Climate change is fast becoming one of the most significant risks for World Heritage sites, according to the report “World Heritage and Tourism in a Changing Climate” released today by the United Nations Educational, Scientific and Cultural Organization (UNESCO), the United Nations Environment Program (UNEP), and the Union of Concerned Scientists (UCS).

“Globally, we need to better understand, monitor and address climate change threats to World Heritage sites,” said Mechtild Rössler, director of UNESCO’s World Heritage Center. “As the report’s findings underscore, achieving the Paris Agreement’s goal of limiting global temperature rise to a level well below 2 degrees Celsius is vitally important to protecting our world heritage for current and future generations.”

The new report lists 31 natural and cultural World Heritage sites in 29 countries that are vulnerable to increasing temperatures, melting glaciers, rising seas, intensifying weather events, worsening droughts and longer wildfire seasons. It documents climate impacts at iconic tourism sites—including Venice, Stonehenge and the Galapagos Islands—and other World Heritage sites such as South Africa’s Cape Floral Kingdom; the port city of Cartagena, Colombia; and Shiretoko National Park in Japan.

“Climate change is affecting World Heritage sites across the globe,” said Adam Markham, lead author of the report and deputy director of the Climate and Energy Program at UCS. “Some Easter Island statues are at risk of being lost to the sea because of coastal erosion. Many of the world’s most important coral reefs, including in the islands of New Caledonia in the western Pacific, have suffered unprecedented coral bleaching linked to climate change this year. Climate change could eventually even cause some World Heritage sites to lose their status.”

Because World Heritage sites must have “Outstanding Universal Value,” the report recommends that the World Heritage Committee consider the risk of prospective sites becoming degraded by climate change before they add them to the list.

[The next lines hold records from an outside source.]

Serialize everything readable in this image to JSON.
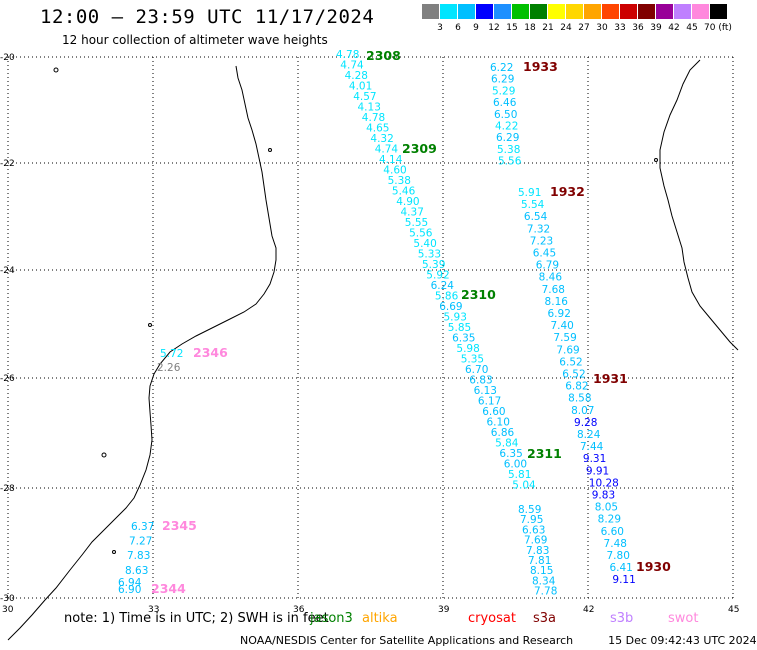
{
  "title": "12:00 – 23:59 UTC 11/17/2024",
  "subtitle": "12 hour collection of altimeter wave heights",
  "color_scale": {
    "labels": [
      "3",
      "6",
      "9",
      "12",
      "15",
      "18",
      "21",
      "24",
      "27",
      "30",
      "33",
      "36",
      "39",
      "42",
      "45",
      "70 (ft)"
    ],
    "colors": [
      "#808080",
      "#00e5ff",
      "#00bfff",
      "#0000ff",
      "#1e90ff",
      "#00c000",
      "#008000",
      "#ffff00",
      "#ffd700",
      "#ffa500",
      "#ff4500",
      "#cc0000",
      "#800000",
      "#990099",
      "#bf7fff",
      "#ff88dd",
      "#000000"
    ]
  },
  "axes": {
    "x_ticks": [
      "30",
      "33",
      "36",
      "39",
      "42",
      "45"
    ],
    "y_ticks": [
      "-20",
      "-22",
      "-24",
      "-26",
      "-28",
      "-30"
    ]
  },
  "footer": {
    "note": "note:  1) Time is in UTC;  2) SWH is in feet",
    "missions": [
      {
        "name": "jason3",
        "color": "#008000"
      },
      {
        "name": "altika",
        "color": "#ffa500"
      },
      {
        "name": "cryosat",
        "color": "#ff0000"
      },
      {
        "name": "s3a",
        "color": "#800000"
      },
      {
        "name": "s3b",
        "color": "#bf7fff"
      },
      {
        "name": "swot",
        "color": "#ff88dd"
      }
    ],
    "credit": "NOAA/NESDIS Center for Satellite Applications and Research",
    "timestamp": "15 Dec 09:42:43 UTC 2024"
  },
  "pass_labels": [
    {
      "text": "2308",
      "color": "#008000"
    },
    {
      "text": "2309",
      "color": "#008000"
    },
    {
      "text": "2310",
      "color": "#008000"
    },
    {
      "text": "2311",
      "color": "#008000"
    },
    {
      "text": "1933",
      "color": "#800000"
    },
    {
      "text": "1932",
      "color": "#800000"
    },
    {
      "text": "1931",
      "color": "#800000"
    },
    {
      "text": "1930",
      "color": "#800000"
    },
    {
      "text": "2346",
      "color": "#ff88dd"
    },
    {
      "text": "2345",
      "color": "#ff88dd"
    },
    {
      "text": "2344",
      "color": "#ff88dd"
    }
  ],
  "tracks": [
    {
      "name": "track-jason3",
      "values": [
        {
          "t": "4.78",
          "c": "#00e5ff"
        },
        {
          "t": "4.74",
          "c": "#00e5ff"
        },
        {
          "t": "4.28",
          "c": "#00e5ff"
        },
        {
          "t": "4.01",
          "c": "#00e5ff"
        },
        {
          "t": "4.57",
          "c": "#00e5ff"
        },
        {
          "t": "4.13",
          "c": "#00e5ff"
        },
        {
          "t": "4.78",
          "c": "#00e5ff"
        },
        {
          "t": "4.65",
          "c": "#00e5ff"
        },
        {
          "t": "4.32",
          "c": "#00e5ff"
        },
        {
          "t": "4.74",
          "c": "#00e5ff"
        },
        {
          "t": "4.14",
          "c": "#00e5ff"
        },
        {
          "t": "4.60",
          "c": "#00e5ff"
        },
        {
          "t": "5.38",
          "c": "#00e5ff"
        },
        {
          "t": "5.46",
          "c": "#00e5ff"
        },
        {
          "t": "4.90",
          "c": "#00e5ff"
        },
        {
          "t": "4.37",
          "c": "#00e5ff"
        },
        {
          "t": "5.55",
          "c": "#00e5ff"
        },
        {
          "t": "5.56",
          "c": "#00e5ff"
        },
        {
          "t": "5.40",
          "c": "#00e5ff"
        },
        {
          "t": "5.33",
          "c": "#00e5ff"
        },
        {
          "t": "5.39",
          "c": "#00e5ff"
        },
        {
          "t": "5.92",
          "c": "#00e5ff"
        },
        {
          "t": "6.24",
          "c": "#00bfff"
        },
        {
          "t": "5.86",
          "c": "#00e5ff"
        },
        {
          "t": "6.69",
          "c": "#00bfff"
        },
        {
          "t": "5.93",
          "c": "#00e5ff"
        },
        {
          "t": "5.85",
          "c": "#00e5ff"
        },
        {
          "t": "6.35",
          "c": "#00bfff"
        },
        {
          "t": "5.98",
          "c": "#00e5ff"
        },
        {
          "t": "5.35",
          "c": "#00e5ff"
        },
        {
          "t": "6.70",
          "c": "#00bfff"
        },
        {
          "t": "6.83",
          "c": "#00bfff"
        },
        {
          "t": "6.13",
          "c": "#00bfff"
        },
        {
          "t": "6.17",
          "c": "#00bfff"
        },
        {
          "t": "6.60",
          "c": "#00bfff"
        },
        {
          "t": "6.10",
          "c": "#00bfff"
        },
        {
          "t": "6.86",
          "c": "#00bfff"
        },
        {
          "t": "5.84",
          "c": "#00e5ff"
        },
        {
          "t": "6.35",
          "c": "#00bfff"
        },
        {
          "t": "6.00",
          "c": "#00bfff"
        },
        {
          "t": "5.81",
          "c": "#00e5ff"
        },
        {
          "t": "5.04",
          "c": "#00e5ff"
        }
      ]
    },
    {
      "name": "track-s3a-north",
      "values": [
        {
          "t": "6.22",
          "c": "#00bfff"
        },
        {
          "t": "6.29",
          "c": "#00bfff"
        },
        {
          "t": "5.29",
          "c": "#00e5ff"
        },
        {
          "t": "6.46",
          "c": "#00bfff"
        },
        {
          "t": "6.50",
          "c": "#00bfff"
        },
        {
          "t": "4.22",
          "c": "#00e5ff"
        },
        {
          "t": "6.29",
          "c": "#00bfff"
        },
        {
          "t": "5.38",
          "c": "#00e5ff"
        },
        {
          "t": "5.56",
          "c": "#00e5ff"
        }
      ]
    },
    {
      "name": "track-s3a-middle",
      "values": [
        {
          "t": "5.91",
          "c": "#00e5ff"
        },
        {
          "t": "5.54",
          "c": "#00e5ff"
        },
        {
          "t": "6.54",
          "c": "#00bfff"
        },
        {
          "t": "7.32",
          "c": "#00bfff"
        },
        {
          "t": "7.23",
          "c": "#00bfff"
        },
        {
          "t": "6.45",
          "c": "#00bfff"
        },
        {
          "t": "6.79",
          "c": "#00bfff"
        },
        {
          "t": "8.46",
          "c": "#00bfff"
        },
        {
          "t": "7.68",
          "c": "#00bfff"
        },
        {
          "t": "8.16",
          "c": "#00bfff"
        },
        {
          "t": "6.92",
          "c": "#00bfff"
        },
        {
          "t": "7.40",
          "c": "#00bfff"
        },
        {
          "t": "7.59",
          "c": "#00bfff"
        },
        {
          "t": "7.69",
          "c": "#00bfff"
        },
        {
          "t": "6.52",
          "c": "#00bfff"
        },
        {
          "t": "6.52",
          "c": "#00bfff"
        },
        {
          "t": "6.82",
          "c": "#00bfff"
        },
        {
          "t": "8.58",
          "c": "#00bfff"
        },
        {
          "t": "8.07",
          "c": "#00bfff"
        },
        {
          "t": "9.28",
          "c": "#0000ff"
        },
        {
          "t": "8.24",
          "c": "#00bfff"
        },
        {
          "t": "7.44",
          "c": "#00bfff"
        },
        {
          "t": "9.31",
          "c": "#0000ff"
        },
        {
          "t": "9.91",
          "c": "#0000ff"
        },
        {
          "t": "10.28",
          "c": "#0000ff"
        },
        {
          "t": "9.83",
          "c": "#0000ff"
        },
        {
          "t": "8.05",
          "c": "#00bfff"
        },
        {
          "t": "8.29",
          "c": "#00bfff"
        },
        {
          "t": "6.60",
          "c": "#00bfff"
        },
        {
          "t": "7.48",
          "c": "#00bfff"
        },
        {
          "t": "7.80",
          "c": "#00bfff"
        },
        {
          "t": "6.41",
          "c": "#00bfff"
        },
        {
          "t": "9.11",
          "c": "#0000ff"
        }
      ]
    },
    {
      "name": "track-s3a-south",
      "values": [
        {
          "t": "8.59",
          "c": "#00bfff"
        },
        {
          "t": "7.95",
          "c": "#00bfff"
        },
        {
          "t": "6.63",
          "c": "#00bfff"
        },
        {
          "t": "7.69",
          "c": "#00bfff"
        },
        {
          "t": "7.83",
          "c": "#00bfff"
        },
        {
          "t": "7.81",
          "c": "#00bfff"
        },
        {
          "t": "8.15",
          "c": "#00bfff"
        },
        {
          "t": "8.34",
          "c": "#00bfff"
        },
        {
          "t": "7.78",
          "c": "#00bfff"
        }
      ]
    },
    {
      "name": "track-swot-north",
      "values": [
        {
          "t": "5.72",
          "c": "#00e5ff"
        },
        {
          "t": "2.26",
          "c": "#808080"
        }
      ]
    },
    {
      "name": "track-swot-south",
      "values": [
        {
          "t": "6.37",
          "c": "#00bfff"
        },
        {
          "t": "7.27",
          "c": "#00bfff"
        },
        {
          "t": "7.83",
          "c": "#00bfff"
        },
        {
          "t": "8.63",
          "c": "#00bfff"
        },
        {
          "t": "6.94",
          "c": "#00bfff"
        },
        {
          "t": "6.90",
          "c": "#00bfff"
        }
      ]
    }
  ]
}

As the effects of climate change play out, the tourism industry and economies of some countries home to World Heritage sites may be particularly hard hit, according to the report. Tourism, one of the world’s largest and fastest growing economic sectors, generates 9 percent of the world’s gross domestic product and provides one in every 11 jobs globally. Developing countries such as Nepal, home to Sagarmatha National Park and Mount Everest, and Uganda, where the mountain gorillas’ habitat in Bwindi Impenetrable National Park may be at risk, are especially reliant on tourism revenue. 

The report pointed out that tourism itself poses a threat to many World Heritage sites, especially fragile places like the Galapagos Islands, and when climate change is added to the mix it becomes a threat multiplier.